I’m imagining BAR station as somewhere you take Uber to from *north* Seattle, so as to bypass the Rainier Valley, while still avoiding congestion and surcharges associated with going all the way to the actual airport. Of course, this only really works if you’re traveling at an off hour when I-5 through downtown is not congested.
The run-up to ST3 had an update to the long-range plan (December 2014) and a list of potential projects (Fall-Winter 2016-2017). Four of those were BAR Link Station, BAR Sounder Station, WSJ-Burien-Renton Link, Federal Way Link, and Sounder frequency improvements. (And a third was upgrading the DSTT for 90-second service, which is what ST would have done if it hadn’t chosen the second tunnel and SLU.) Only BAR Link Station, the Federal Way Link extension, and Sounder frequency improvements were chosen and written into the ballot measure.

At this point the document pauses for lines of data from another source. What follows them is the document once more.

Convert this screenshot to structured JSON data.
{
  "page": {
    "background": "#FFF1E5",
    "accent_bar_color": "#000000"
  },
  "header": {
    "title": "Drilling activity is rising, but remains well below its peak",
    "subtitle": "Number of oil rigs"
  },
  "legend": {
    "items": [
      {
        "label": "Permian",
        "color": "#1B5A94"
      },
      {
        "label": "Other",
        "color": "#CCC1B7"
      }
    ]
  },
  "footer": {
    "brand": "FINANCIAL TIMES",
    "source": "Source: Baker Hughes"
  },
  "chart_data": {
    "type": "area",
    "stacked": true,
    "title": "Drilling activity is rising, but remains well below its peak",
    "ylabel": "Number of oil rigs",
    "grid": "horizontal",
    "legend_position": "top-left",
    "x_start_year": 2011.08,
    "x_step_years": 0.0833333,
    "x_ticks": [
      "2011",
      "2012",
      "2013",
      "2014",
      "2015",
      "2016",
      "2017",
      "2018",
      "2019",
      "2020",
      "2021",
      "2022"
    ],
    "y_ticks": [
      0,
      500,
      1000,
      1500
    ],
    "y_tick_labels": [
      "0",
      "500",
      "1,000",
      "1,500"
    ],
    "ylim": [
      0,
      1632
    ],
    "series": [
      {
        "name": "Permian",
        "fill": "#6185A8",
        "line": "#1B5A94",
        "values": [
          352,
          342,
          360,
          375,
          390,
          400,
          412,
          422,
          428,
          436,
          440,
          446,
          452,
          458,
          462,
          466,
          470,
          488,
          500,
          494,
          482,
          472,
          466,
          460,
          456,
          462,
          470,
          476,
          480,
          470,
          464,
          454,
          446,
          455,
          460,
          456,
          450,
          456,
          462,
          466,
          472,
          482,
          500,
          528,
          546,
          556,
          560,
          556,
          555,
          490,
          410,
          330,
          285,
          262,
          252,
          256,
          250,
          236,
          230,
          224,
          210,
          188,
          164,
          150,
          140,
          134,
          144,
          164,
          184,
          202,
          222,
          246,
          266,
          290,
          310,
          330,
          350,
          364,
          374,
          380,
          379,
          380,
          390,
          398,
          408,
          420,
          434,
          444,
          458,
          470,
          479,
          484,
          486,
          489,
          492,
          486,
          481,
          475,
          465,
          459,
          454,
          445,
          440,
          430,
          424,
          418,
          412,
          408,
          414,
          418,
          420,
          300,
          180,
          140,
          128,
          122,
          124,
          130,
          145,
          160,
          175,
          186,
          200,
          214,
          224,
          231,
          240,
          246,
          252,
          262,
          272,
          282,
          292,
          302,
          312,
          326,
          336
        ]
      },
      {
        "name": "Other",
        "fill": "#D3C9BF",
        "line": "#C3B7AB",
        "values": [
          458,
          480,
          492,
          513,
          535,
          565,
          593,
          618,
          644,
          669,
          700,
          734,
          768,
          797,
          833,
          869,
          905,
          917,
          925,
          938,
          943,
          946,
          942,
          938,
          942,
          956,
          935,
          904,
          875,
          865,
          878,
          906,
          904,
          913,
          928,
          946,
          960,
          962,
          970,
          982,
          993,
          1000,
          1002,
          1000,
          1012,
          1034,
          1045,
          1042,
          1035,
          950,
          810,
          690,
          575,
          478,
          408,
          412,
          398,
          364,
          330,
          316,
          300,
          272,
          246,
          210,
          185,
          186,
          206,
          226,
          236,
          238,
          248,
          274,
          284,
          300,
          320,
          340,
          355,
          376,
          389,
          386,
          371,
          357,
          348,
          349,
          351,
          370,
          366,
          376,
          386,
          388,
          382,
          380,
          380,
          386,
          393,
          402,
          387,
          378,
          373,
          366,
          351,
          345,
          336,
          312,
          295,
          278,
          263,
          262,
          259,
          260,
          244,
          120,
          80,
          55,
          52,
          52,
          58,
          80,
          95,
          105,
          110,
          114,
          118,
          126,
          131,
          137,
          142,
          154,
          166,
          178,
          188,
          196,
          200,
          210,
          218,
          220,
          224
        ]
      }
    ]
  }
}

Metro has a complementary long-range plan with buses terminating at or passing through BAR Link station for transfers. Tukwila plans an urban village at 144th and a RapidRide A extension to BAR that would serve it.
The next time a BAR Sounder station can be considered is ST4. That is unscheduled at this point, and ST probably won’t start thinking about it until the late 2020s or 2030s at the earliest.
“(Fall-Winter 2016-2017)”
I’m getting my years off. The vote was November 2016. The options list was published December 2015 if I remember, and the projects were chosen around April 2016.